Masing -masing mereka memegang gelas plastik berisi kopi panas. Uap tipis keluar dari bagian atas gelas mereka, selagi mereka menikmati bintang di langit. Mereka tertawa membahas masa - masa indah ketika mereka masih berkuliah.
"Andai aku tahu, kamu tidak sedingin yang kukira, pasti semua berbeda." Ara menutup omongan dengan meneguk kopi panas, lalu memakan ojingeo twigim, cumi - cumi goreng tepung.
Ran Gi tersenyum, memakan Hotteok manis, lalu meneguk kopi hitam hingga terdengar suara sruput. "Apa kamu rindu Yeona?"
Ara mengangguk cepat. "Tapi aku yakin, dia sedang berusaha meraih impian. Aku harus mendukungnya."
"Dia gadis baik yang malang. Aku harap dia bisa segera menemukan kebahagiaan."
"Aku harap juga begitu. Pantas Nenek dan Yeona suka berada di sini. Angin sepoi, langit indah."
Ran Gi tersenyum kecil. "Aku lebih suka memandang wajahmu daripada langit."
Gombalannya membuat Ara tertawa kecil, meremas paha Ran Gi yang tengah meneguk kopi hitam. "Apa tidak ada gombalan yang lebih bagus?"
"Banyak, cuma malas menghafal semua."
Mereka tersenyum kecil. Ara semakin dekat dengan Ran Gi, bahkan membiarkan dokter ganteng memijat tengkuknya.
"Kau lelah?"
Ara mengangguk. "Pasti berat kehidupan Yeona. Diperkosa, diusir dari rumah, kehilangan Sujun, membesarkan anak sendiri, hingga akhirnya kehilangan Yui. Kamu tahu, aku bahkan belum sempat melihat bayi itu."
Air mata Ara jatuh ke dalam kopi yang dia pangku. Ran Gi membimbing Ara bersandar di pundaknya. Gadis itu malah membenamkan wajah di lengan. Dia menangis lumayan lepas.

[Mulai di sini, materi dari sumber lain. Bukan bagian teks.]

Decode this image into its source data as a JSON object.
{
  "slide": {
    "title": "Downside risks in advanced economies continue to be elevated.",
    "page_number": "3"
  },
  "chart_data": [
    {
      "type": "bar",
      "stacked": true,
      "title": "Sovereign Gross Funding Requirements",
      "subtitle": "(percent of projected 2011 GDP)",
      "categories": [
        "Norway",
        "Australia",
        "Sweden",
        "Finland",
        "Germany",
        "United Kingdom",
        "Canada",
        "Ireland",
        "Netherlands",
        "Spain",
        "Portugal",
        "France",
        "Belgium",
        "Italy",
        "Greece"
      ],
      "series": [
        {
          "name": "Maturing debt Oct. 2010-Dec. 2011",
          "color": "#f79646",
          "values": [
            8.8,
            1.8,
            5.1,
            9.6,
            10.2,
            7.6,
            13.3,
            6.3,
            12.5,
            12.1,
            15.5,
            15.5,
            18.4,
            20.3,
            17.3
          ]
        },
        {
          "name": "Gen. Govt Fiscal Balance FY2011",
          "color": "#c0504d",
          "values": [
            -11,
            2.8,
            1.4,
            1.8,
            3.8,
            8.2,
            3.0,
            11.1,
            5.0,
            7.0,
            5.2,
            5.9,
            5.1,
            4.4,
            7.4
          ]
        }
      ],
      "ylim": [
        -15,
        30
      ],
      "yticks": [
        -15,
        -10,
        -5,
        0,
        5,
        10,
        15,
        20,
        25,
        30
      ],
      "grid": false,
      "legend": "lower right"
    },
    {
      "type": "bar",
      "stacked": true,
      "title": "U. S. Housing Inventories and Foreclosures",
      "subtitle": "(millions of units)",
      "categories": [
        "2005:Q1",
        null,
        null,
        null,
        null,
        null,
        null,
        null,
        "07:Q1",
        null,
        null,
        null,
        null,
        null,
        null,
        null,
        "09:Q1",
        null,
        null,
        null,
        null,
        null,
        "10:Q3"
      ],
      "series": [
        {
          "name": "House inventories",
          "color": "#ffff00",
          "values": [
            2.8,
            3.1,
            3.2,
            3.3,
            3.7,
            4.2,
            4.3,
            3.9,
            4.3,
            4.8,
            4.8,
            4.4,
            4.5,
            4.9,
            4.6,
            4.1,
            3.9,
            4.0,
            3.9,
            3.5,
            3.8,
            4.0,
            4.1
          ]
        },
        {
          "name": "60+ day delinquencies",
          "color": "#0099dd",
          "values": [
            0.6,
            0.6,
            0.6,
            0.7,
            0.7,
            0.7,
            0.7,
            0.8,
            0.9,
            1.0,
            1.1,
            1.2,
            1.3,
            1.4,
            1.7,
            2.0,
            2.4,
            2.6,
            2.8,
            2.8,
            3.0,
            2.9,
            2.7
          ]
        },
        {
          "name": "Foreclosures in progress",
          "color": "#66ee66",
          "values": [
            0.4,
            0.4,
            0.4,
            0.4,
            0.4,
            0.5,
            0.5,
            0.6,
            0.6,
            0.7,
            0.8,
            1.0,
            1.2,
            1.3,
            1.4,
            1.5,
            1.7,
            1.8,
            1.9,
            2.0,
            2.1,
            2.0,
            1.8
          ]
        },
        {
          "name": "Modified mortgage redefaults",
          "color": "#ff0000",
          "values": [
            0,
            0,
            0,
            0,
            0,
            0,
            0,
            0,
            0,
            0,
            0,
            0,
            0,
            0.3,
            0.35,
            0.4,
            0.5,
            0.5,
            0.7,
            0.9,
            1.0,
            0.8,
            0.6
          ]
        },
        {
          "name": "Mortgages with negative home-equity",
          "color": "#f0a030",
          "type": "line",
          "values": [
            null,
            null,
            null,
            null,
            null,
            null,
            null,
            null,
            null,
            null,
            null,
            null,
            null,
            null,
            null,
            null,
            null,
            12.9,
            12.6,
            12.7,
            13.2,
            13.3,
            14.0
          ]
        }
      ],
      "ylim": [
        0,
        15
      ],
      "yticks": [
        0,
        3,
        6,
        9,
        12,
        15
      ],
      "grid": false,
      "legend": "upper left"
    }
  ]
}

"Jangan ditahan, lepaskan tangismu. Menangislah yang keras supaya plong. Hanya ada aku di sini."
Ara melakukan apa yang Ran Gi perintahkan. Selama dua puluh menit dia meluapkan emosi. Setelah mampu mengontrol diri, dia menarik diri dari sisi Ran Gi.
"Terima kasih sudah mau menjadi tumpuanku," ucap Ara, dengan malu-malu.
"Setiap saat aku siap. Katakan, bagaimana kamu bisa hidup bersama Yeona?"
"Kenapa?"
"Aku ingin mengenal kalian lebih dekat, boleh?"
Ara biasanya malas menceritakan masa lalu pada orang lain, tetapi Ran Gi berbeda. Pemuda itu telah banyak berkorban untuknya, banyak membantu nya juga Yeona. Dia rasa tidak masalah membagi cerita dengannya.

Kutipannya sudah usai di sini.